Pink Floyd’s Nick Mason honoured for services to music
The drummer, who co-founded the famous rock band, has been awarded a CBE.
Pink Floyd drummer Nick Mason has been awarded a CBE for services to music in the New Year Honours list.
The skilled percussionist featured on every album produced by the progressive rock group since he co-founded the band in 1965.
Together with his bandmates, including David Gilmour and Roger Waters, Mason helped forge a new and commercially popular experimentalism in rock music.
Mason, 74, has been made a CBE in recognition of his services to music throughout decades in the industry.
He began drumming in bands alongside fellow Regent Street Polytechnic student Waters in the early 1960s, before they teamed up with keyboard player Richard Wright and frontman Syd Barret.
From their debut album, The Piper At The Gates Of Dawn, Pink Floyd gathered an adoring audience and achieved major commercial success.

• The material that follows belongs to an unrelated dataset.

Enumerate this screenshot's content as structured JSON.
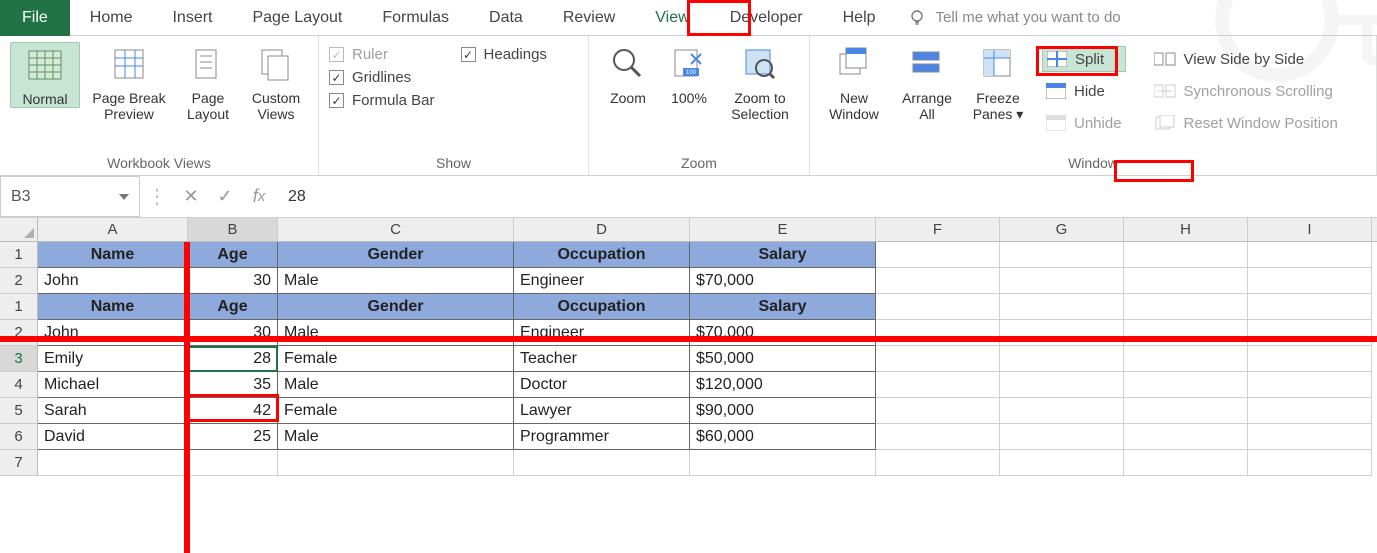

Mason was influenced by jazz music, which helped him provide the distinctive percussive elements to the band’s concept albums. He also had a hand in lyrics and co-wrote several songs, including Echoes.
He still tours with his newly-formed band, Nick Mason’s Saucerful Of Secrets, and has indulged his passion for motor racing and Ferraris between touring commitments throughout his career.